Though man, as to his nature, is inferior to the angels, yet in that nature God has granted him a dominion never granted to angels. The power over every living thing in the world was bestowed, not on angels, but on man, according to the testimony of the Old Testament; so that the power ascribed by the Jews to angels was not warranted by their own Scriptures. This fact seems to have been referred to as an introduction to what the Apostle was proceeding to say respecting Christ, and as an evidence that his human nature, though in itself inferior to that of angels, did not detract from his superiority; as though he had said, “It is no objection that he became man, for even to man, not to angels, has been granted the dominion of the world.”

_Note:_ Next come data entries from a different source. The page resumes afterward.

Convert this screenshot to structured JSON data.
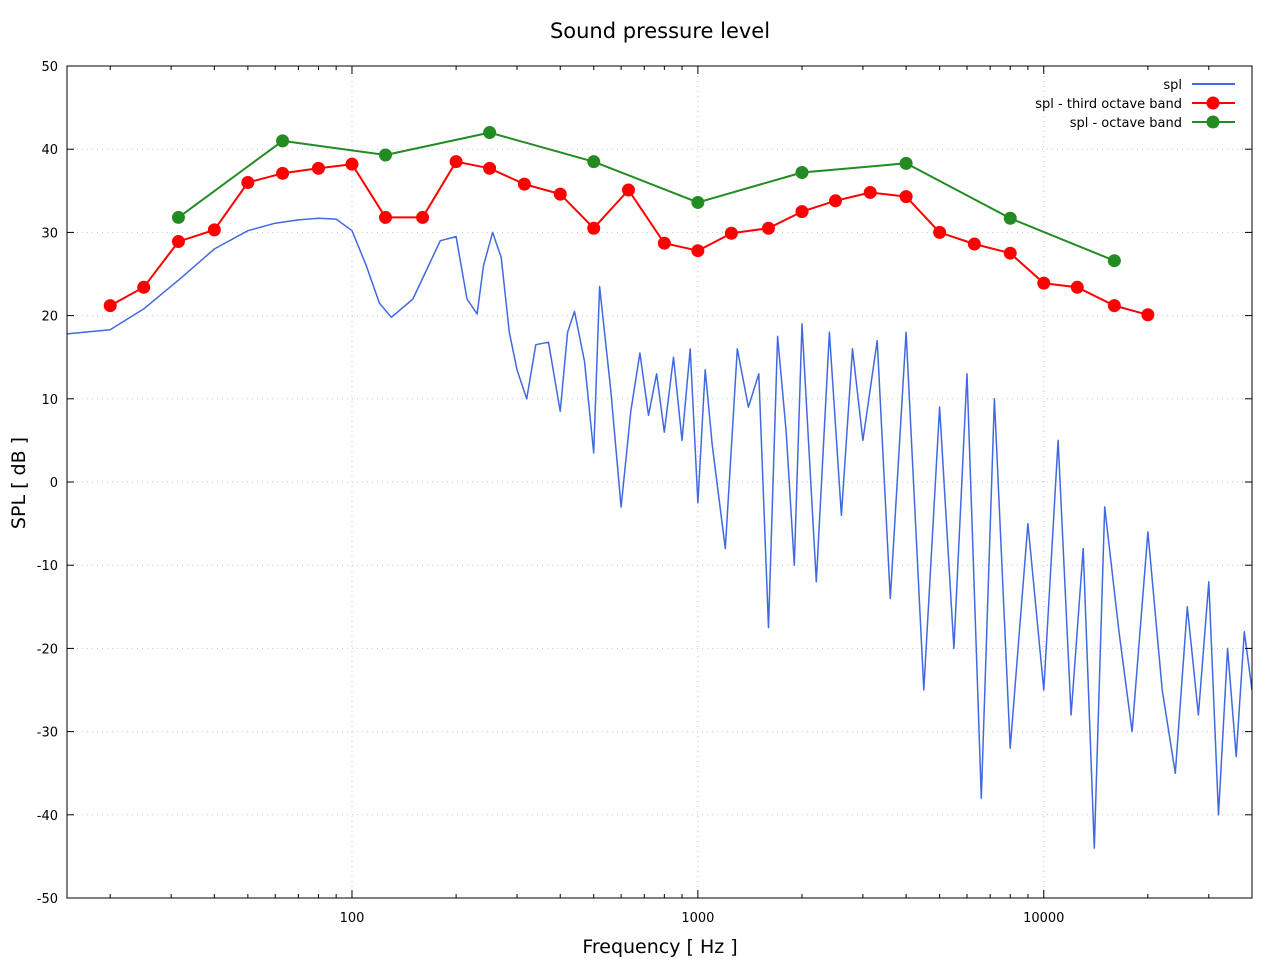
{
  "chart_data": {
    "type": "line",
    "title": "Sound pressure level",
    "xlabel": "Frequency [ Hz ]",
    "ylabel": "SPL [ dB ]",
    "xscale": "log",
    "xlim": [
      15,
      40000
    ],
    "ylim": [
      -50,
      50
    ],
    "grid": true,
    "legend_position": "top-right",
    "x_ticks": [
      {
        "value": 100,
        "label": "100"
      },
      {
        "value": 1000,
        "label": "1000"
      },
      {
        "value": 10000,
        "label": "10000"
      }
    ],
    "y_ticks": [
      {
        "value": 50,
        "label": "50"
      },
      {
        "value": 40,
        "label": "40"
      },
      {
        "value": 30,
        "label": "30"
      },
      {
        "value": 20,
        "label": "20"
      },
      {
        "value": 10,
        "label": "10"
      },
      {
        "value": 0,
        "label": "0"
      },
      {
        "value": -10,
        "label": "-10"
      },
      {
        "value": -20,
        "label": "-20"
      },
      {
        "value": -30,
        "label": "-30"
      },
      {
        "value": -40,
        "label": "-40"
      },
      {
        "value": -50,
        "label": "-50"
      }
    ],
    "series": [
      {
        "name": "spl",
        "color": "#4169e1",
        "marker": "none",
        "x": [
          15,
          20,
          25,
          32,
          40,
          50,
          60,
          70,
          80,
          90,
          100,
          110,
          120,
          130,
          150,
          180,
          200,
          215,
          230,
          240,
          255,
          270,
          285,
          300,
          320,
          340,
          370,
          400,
          420,
          440,
          470,
          500,
          520,
          560,
          600,
          640,
          680,
          720,
          760,
          800,
          850,
          900,
          950,
          1000,
          1050,
          1100,
          1200,
          1300,
          1400,
          1500,
          1600,
          1700,
          1800,
          1900,
          2000,
          2200,
          2400,
          2600,
          2800,
          3000,
          3300,
          3600,
          4000,
          4500,
          5000,
          5500,
          6000,
          6600,
          7200,
          8000,
          9000,
          10000,
          11000,
          12000,
          13000,
          14000,
          15000,
          16500,
          18000,
          20000,
          22000,
          24000,
          26000,
          28000,
          30000,
          32000,
          34000,
          36000,
          38000,
          40000
        ],
        "y": [
          17.8,
          18.3,
          20.8,
          24.5,
          28,
          30.2,
          31.1,
          31.5,
          31.7,
          31.6,
          30.2,
          26,
          21.5,
          19.8,
          22,
          29,
          29.5,
          22,
          20.2,
          26,
          30,
          27,
          18,
          13.5,
          10,
          16.5,
          16.8,
          8.5,
          18,
          20.5,
          14.5,
          3.5,
          23.5,
          11,
          -3,
          8.5,
          15.5,
          8,
          13,
          6,
          15,
          5,
          16,
          -2.5,
          13.5,
          4.5,
          -8,
          16,
          9,
          13,
          -17.5,
          17.5,
          6,
          -10,
          19,
          -12,
          18,
          -4,
          16,
          5,
          17,
          -14,
          18,
          -25,
          9,
          -20,
          13,
          -38,
          10,
          -32,
          -5,
          -25,
          5,
          -28,
          -8,
          -44,
          -3,
          -18,
          -30,
          -6,
          -25,
          -35,
          -15,
          -28,
          -12,
          -40,
          -20,
          -33,
          -18,
          -25
        ]
      },
      {
        "name": "spl - third octave band",
        "color": "#ff0000",
        "marker": "circle",
        "x": [
          20,
          25,
          31.5,
          40,
          50,
          63,
          80,
          100,
          125,
          160,
          200,
          250,
          315,
          400,
          500,
          630,
          800,
          1000,
          1250,
          1600,
          2000,
          2500,
          3150,
          4000,
          5000,
          6300,
          8000,
          10000,
          12500,
          16000,
          20000
        ],
        "y": [
          21.2,
          23.4,
          28.9,
          30.3,
          36,
          37.1,
          37.7,
          38.2,
          31.8,
          31.8,
          38.5,
          37.7,
          35.8,
          34.6,
          30.5,
          35.1,
          28.7,
          27.8,
          29.9,
          30.5,
          32.5,
          33.8,
          34.8,
          34.3,
          30,
          28.6,
          27.5,
          23.9,
          23.4,
          21.2,
          20.1
        ]
      },
      {
        "name": "spl - octave band",
        "color": "#228b22",
        "marker": "circle",
        "x": [
          31.5,
          63,
          125,
          250,
          500,
          1000,
          2000,
          4000,
          8000,
          16000
        ],
        "y": [
          31.8,
          41,
          39.3,
          42,
          38.5,
          33.6,
          37.2,
          38.3,
          31.7,
          26.6
        ]
      }
    ]
  }
}
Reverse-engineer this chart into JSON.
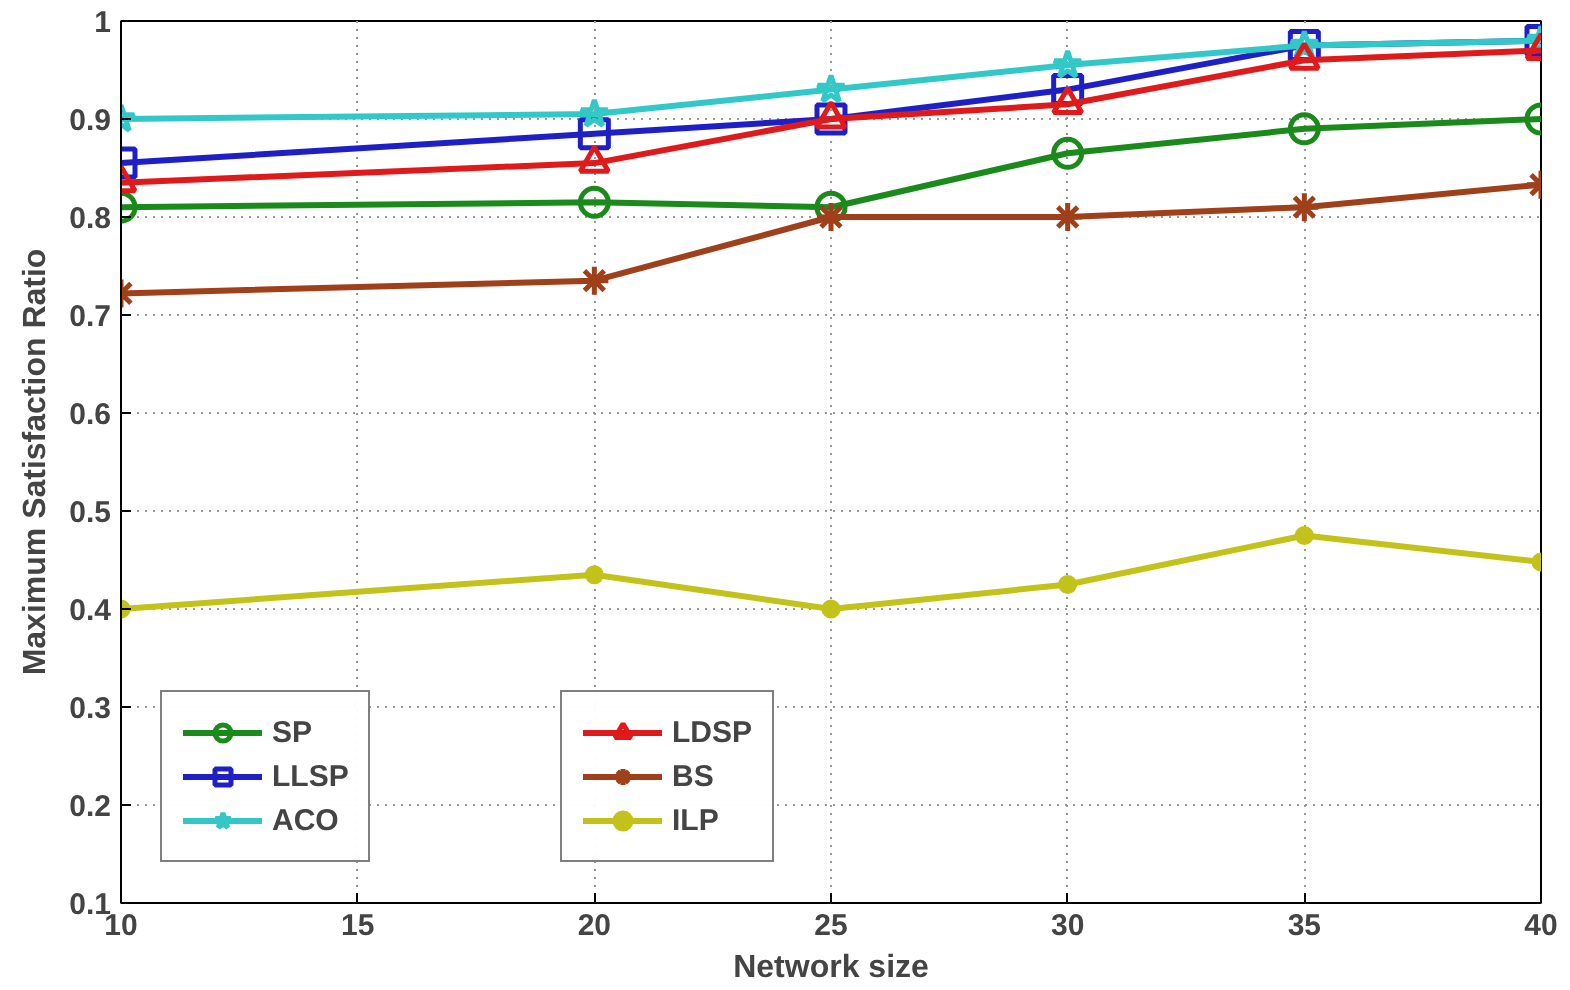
{
  "chart_data": {
    "type": "line",
    "xlabel": "Network size",
    "ylabel": "Maximum Satisfaction Ratio",
    "x": [
      10,
      20,
      25,
      30,
      35,
      40
    ],
    "series": [
      {
        "name": "SP",
        "color": "#1a8a1a",
        "marker": "circle",
        "values": [
          0.81,
          0.815,
          0.81,
          0.865,
          0.89,
          0.9
        ]
      },
      {
        "name": "LLSP",
        "color": "#1f1fc8",
        "marker": "square",
        "values": [
          0.855,
          0.885,
          0.9,
          0.93,
          0.975,
          0.98
        ]
      },
      {
        "name": "ACO",
        "color": "#33c8c8",
        "marker": "star",
        "values": [
          0.9,
          0.905,
          0.93,
          0.955,
          0.975,
          0.98
        ]
      },
      {
        "name": "LDSP",
        "color": "#e01a1a",
        "marker": "triangle",
        "values": [
          0.835,
          0.855,
          0.9,
          0.915,
          0.96,
          0.97
        ]
      },
      {
        "name": "BS",
        "color": "#a0401a",
        "marker": "cross",
        "values": [
          0.722,
          0.735,
          0.8,
          0.8,
          0.81,
          0.833
        ]
      },
      {
        "name": "ILP",
        "color": "#c2c21a",
        "marker": "circle",
        "values": [
          0.4,
          0.435,
          0.4,
          0.425,
          0.475,
          0.448
        ]
      }
    ],
    "xlim": [
      10,
      40
    ],
    "xticks": [
      10,
      15,
      20,
      25,
      30,
      35,
      40
    ],
    "ylim": [
      0.1,
      1
    ],
    "yticks": [
      0.1,
      0.2,
      0.3,
      0.4,
      0.5,
      0.6,
      0.7,
      0.8,
      0.9,
      1
    ],
    "grid": true,
    "legend": "bottom left"
  }
}
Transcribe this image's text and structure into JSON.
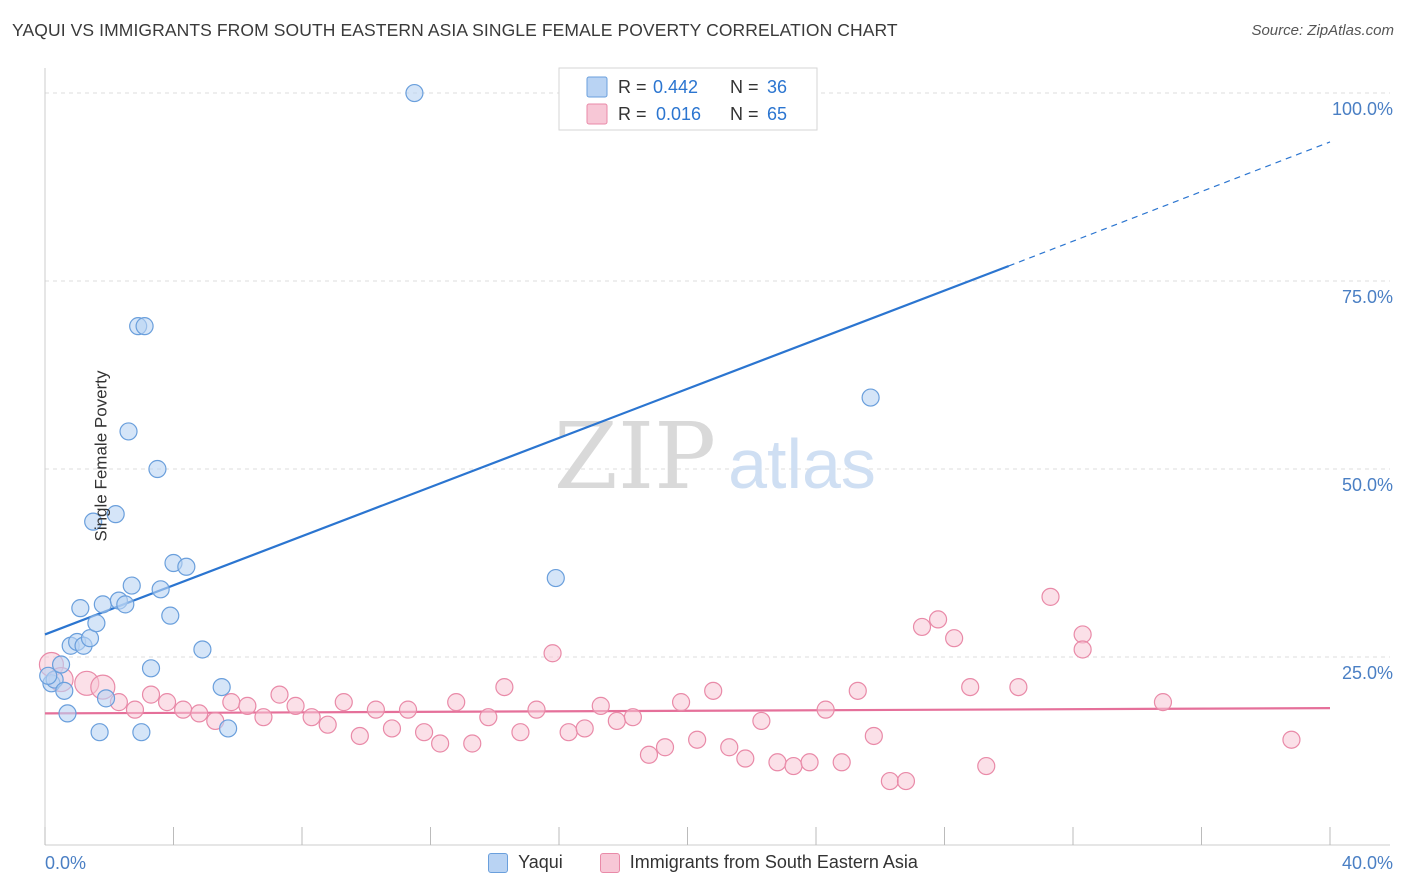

Then the Apostle extends the idea, and refers to Christ as one who was to make good the grant made. The dominion promised to man, especially what that dominion was a pledge of, was not attained by man; but Christ, who has assumed his nature, and in this respect became lower than the angels, will yet attain it for him. It is through Christ indeed that we obtain a right to the things of this world as well as to the things of the next world. God promises both to his people; but in Christ only are his promises, yea and amen. The promise made to man as a believer, both as to this world and the next, is as it were made good only through Christ, who assumed his nature for this very purpose.

By taking this view we avoid the necessity of making that prophetic which has no appearance of being so, or of supposing that the Psalm is referred to by way of accommodation. The fact respecting man restored to God’s favor is stated, and the Apostle teaches us that the dominion granted to him can only be realized through Christ, who has already attained that dominion in his own person, and will eventually confer it on all his people.